Relational Data Theory

Chentian Wu

2023-06-11

CS › DBMS

Refererences:

R. Ramakrishnan and J. Gehrke, Database Management Systems, 19.1-19.6

1. Relational Schema

$\textbf{Definition}$ formally, a relation schema $$R$$ can be defined as $$R=(U, D, DOM, F)$$ , where

$$R:$$ 关系名
$$U:$$ 组成该关系的属性的集合
$$D:$$ $$U$$ 中属性所来自的域
$$DOM:$$ 属性向域的映象集合 (常常直接说明为属性的类型 & 长度)
$$F:$$ 属性组 $$U$$ 上的一组数据依赖

也可以简记为 $$R(U)$$ 或 $$R(A_1, A_2, ..., A_n)$$ , where $$A_1, A_2, ..., A_n$$ 为属性名称

由于 $$D$$ , $$DOM$$ 与模式设计关系不大, 因此可以把关系模式看作一个三元组

\text{Relational Schema }:=(R,U,F)

当且仅当 $$U$$ 上的一个关系 $$r$$ 满足 $$F$$ 时, $$r$$ 称为关系模式 $$R$$ 的一个关系.

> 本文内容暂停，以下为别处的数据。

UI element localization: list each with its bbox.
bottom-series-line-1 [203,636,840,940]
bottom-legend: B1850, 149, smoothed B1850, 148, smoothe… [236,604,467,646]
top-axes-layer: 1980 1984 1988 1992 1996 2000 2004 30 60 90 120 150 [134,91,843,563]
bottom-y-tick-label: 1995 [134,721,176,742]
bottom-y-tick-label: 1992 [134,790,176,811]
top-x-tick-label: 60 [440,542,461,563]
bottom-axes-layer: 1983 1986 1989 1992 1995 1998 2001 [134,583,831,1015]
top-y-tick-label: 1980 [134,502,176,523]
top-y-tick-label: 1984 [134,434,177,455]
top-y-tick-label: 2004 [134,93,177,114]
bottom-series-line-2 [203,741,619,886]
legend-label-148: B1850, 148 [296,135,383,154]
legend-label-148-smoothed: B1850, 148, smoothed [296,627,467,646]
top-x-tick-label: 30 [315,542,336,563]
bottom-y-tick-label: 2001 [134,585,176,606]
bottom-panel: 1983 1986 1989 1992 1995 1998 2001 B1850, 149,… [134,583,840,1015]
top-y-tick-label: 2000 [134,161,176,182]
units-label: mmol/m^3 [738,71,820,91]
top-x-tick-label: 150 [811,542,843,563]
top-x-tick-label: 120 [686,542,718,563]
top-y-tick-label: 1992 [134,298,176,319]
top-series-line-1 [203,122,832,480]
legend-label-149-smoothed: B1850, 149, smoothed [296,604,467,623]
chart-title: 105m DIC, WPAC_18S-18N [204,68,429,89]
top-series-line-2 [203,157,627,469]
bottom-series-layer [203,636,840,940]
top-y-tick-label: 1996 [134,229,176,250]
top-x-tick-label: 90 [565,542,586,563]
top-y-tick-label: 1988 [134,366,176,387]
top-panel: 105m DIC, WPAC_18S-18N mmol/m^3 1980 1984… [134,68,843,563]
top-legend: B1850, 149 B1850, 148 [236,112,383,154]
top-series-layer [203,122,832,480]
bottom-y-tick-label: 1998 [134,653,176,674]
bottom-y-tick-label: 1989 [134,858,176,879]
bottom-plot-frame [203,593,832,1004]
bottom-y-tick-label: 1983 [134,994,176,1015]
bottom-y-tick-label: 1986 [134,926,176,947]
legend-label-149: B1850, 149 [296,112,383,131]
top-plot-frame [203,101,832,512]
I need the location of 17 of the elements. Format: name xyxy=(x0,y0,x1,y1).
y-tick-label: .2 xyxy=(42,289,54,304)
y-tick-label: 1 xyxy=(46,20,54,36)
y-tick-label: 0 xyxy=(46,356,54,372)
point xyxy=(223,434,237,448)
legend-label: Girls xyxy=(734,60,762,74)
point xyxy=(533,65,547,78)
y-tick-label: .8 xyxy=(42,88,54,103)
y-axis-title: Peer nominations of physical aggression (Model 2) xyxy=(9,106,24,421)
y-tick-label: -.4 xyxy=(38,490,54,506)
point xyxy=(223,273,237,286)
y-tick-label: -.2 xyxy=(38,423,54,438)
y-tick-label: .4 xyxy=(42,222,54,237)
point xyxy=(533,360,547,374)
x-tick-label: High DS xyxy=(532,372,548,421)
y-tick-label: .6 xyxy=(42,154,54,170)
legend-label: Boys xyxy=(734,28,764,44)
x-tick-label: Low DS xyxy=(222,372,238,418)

作为二维表, 关系要符合一个最基本的条件: 每个分量必须是不可分开的数据项. 满足了这个条件的关系模式就属于第一范式 (1NF)

数据依赖: 是一个关系内部属性与属性之间的一种约束关系 (本质上是现实世界属性间相互联系的抽象).
主要类型

函数依赖 (Functional Dependency, 简记为 $\textsf{FD}$ )
多值依赖 (Multi-Valued Dependency, 简记为 $\textsf{MVD}$ )

2. FD & Key

2.1. Functional Dependency

Definition of Functional Dependency: A functional dependency is a kind of integrity constraint that geralizes the concept of a key.

我们通过 FD 的概念来刻画属性之间的依赖关系.
注意函数依赖的对象是属性集合: 属性集合与属性集合之间产生函数依赖

Definition of Determinant

Suppose $$R(U)$$ is a relation schema over a set $$U$$ of attributes, and $X,Y\subset U$ are two sets of attributes. if there is a mapping $f:X\to Y$ , then we say " $$X$$ functionally determines $$Y$$ " or “ $$Y$$ functionally depends on $$X$$ ”, denoted by $X\to Y$ . $$X$$ is then called the Determinant (决定因素) of this functional dependency.

Similarly,

if $X\to Y$ and $Y\to X$ , then we say $$X$$ and $$Y$$ are equivalent and denote this by $X\leftarrow \rightarrow Y$ .
if $$Y$$ is not functionally dependent on $$X$$ , then we denote this by $X\not \to Y$ .
trivial FD: $X\to Y \land Y\subset X$
non-trivial FD: $X\to Y\land Y\not \subset X$

Definition of Closure of a Set of Attributes

The set of all FDs implied by a given set $$F$$ of FDs is called the closure of $$F$$ , denoted as $$F^+$$ .

2.2. Armstrong’s Axioms

Definition of Armstrong’s Axioms: The following FD rules can be applied to all FDs:

Reflexivity: If $Y\subset X$ , then $X\to Y$
Augmentation: If $X\to Y$ , then forall $$Z$$ , $XZ\to YZ$
Transitivity: If $X\to Y$ and $Y\to Z$ , then $X\to Z$

It can be proved that Axioms of Armstrong are:

Sound: in that they generate only FDs in $$F^+$$ when applied to a set $$F$$ of FDs, and
Complete: in that they generate all FDs in $$F^+$$ .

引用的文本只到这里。